Likewise, David Lam’s direction is pedestrian at best but manages to keep things busy with multiple story threads over the course of its nearly 100-minute running time. The plot, which again scripted by L Storm <L風暴>‘s Wong Ho-Wa and Ho Man-Lung, squeezed as many stories as they can, covering everything from Luk’s central investigation to his rivalry with Wong Man-Ban and even subplots which include the ones with Louis Cheung’s Wong Man-Luk and his girlfriend played by Dada Chan in a cameo appearance. Basically, it feels almost like watching a whole season of a TVB drama condensed into one feature-length movie. And as you may guess it, the story is all superficially told with little depth whatsoever.

P Storm <P風暴> also suffers from the same abrupt scene transitions and inconsistent editing — two recurring problems that have yet completely rectified even we are already in the fourth movie. Sure, David Lam’s rusty direction that plagued the god-awful Z Storm <Z風暴> did show some minor improvements over the course of two Storm <風暴> movies but if you are expecting any major positive changes, you won’t really find it here.

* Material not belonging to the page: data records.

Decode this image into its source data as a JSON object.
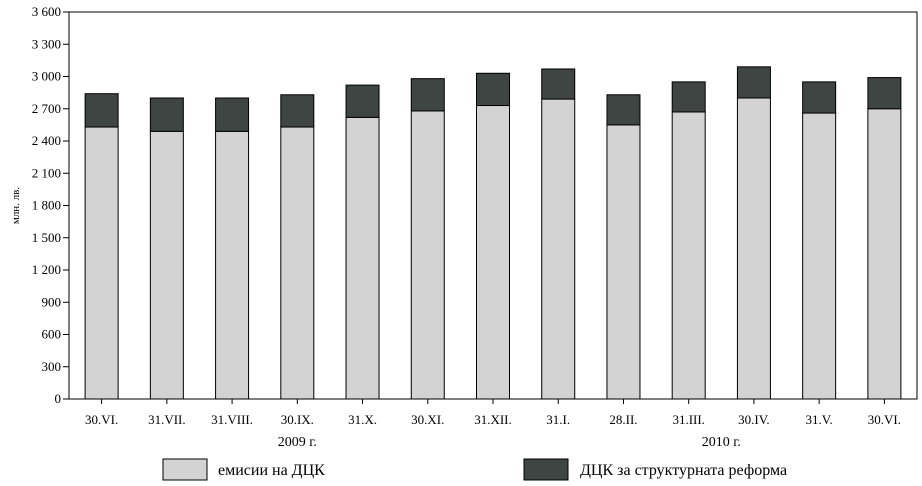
{
  "chart_data": {
    "type": "bar",
    "stacked": true,
    "title": "",
    "xlabel": "",
    "ylabel": "млн. лв.",
    "ylim": [
      0,
      3600
    ],
    "yticks": [
      0,
      300,
      600,
      900,
      1200,
      1500,
      1800,
      2100,
      2400,
      2700,
      3000,
      3300,
      3600
    ],
    "ytick_labels": [
      "0",
      "300",
      "600",
      "900",
      "1 200",
      "1 500",
      "1 800",
      "2 100",
      "2 400",
      "2 700",
      "3 000",
      "3 300",
      "3 600"
    ],
    "categories": [
      "30.VI.",
      "31.VII.",
      "31.VIII.",
      "30.IX.",
      "31.X.",
      "30.XI.",
      "31.XII.",
      "31.I.",
      "28.II.",
      "31.III.",
      "30.IV.",
      "31.V.",
      "30.VI."
    ],
    "year_groups": [
      {
        "label": "2009 г.",
        "start": 0,
        "end": 6
      },
      {
        "label": "2010 г.",
        "start": 7,
        "end": 12
      }
    ],
    "series": [
      {
        "name": "емисии на ДЦК",
        "color": "#d3d3d3",
        "values": [
          2530,
          2490,
          2490,
          2530,
          2620,
          2680,
          2730,
          2790,
          2550,
          2670,
          2800,
          2660,
          2700
        ]
      },
      {
        "name": "ДЦК за структурната реформа",
        "color": "#3e4543",
        "values": [
          310,
          310,
          310,
          300,
          300,
          300,
          300,
          280,
          280,
          280,
          290,
          290,
          290
        ]
      }
    ],
    "grid": false,
    "legend_position": "bottom"
  }
}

Despite most of the shortcomings, P Storm <P風暴> remains a reasonably entertaining movie. It offers enough visual distractions as well as star power and familiar faces to satisfy even for casual HK movie fans. The overall action sequences, which is again choreographed by L Storm <L風暴>‘s Tony Ling Chi-Wah, are equally tense and exciting. This is particularly evident during the prison brawls and a climactic finale involving a helicopter fight between Kevin Cheng’s Ching Tak-Ming and Raymond Lam’s Cao Yuen Yuen. Speaking of the helicopter, I’m surprised the CG used during the particular setpiece is quite convincing for an HK/China production.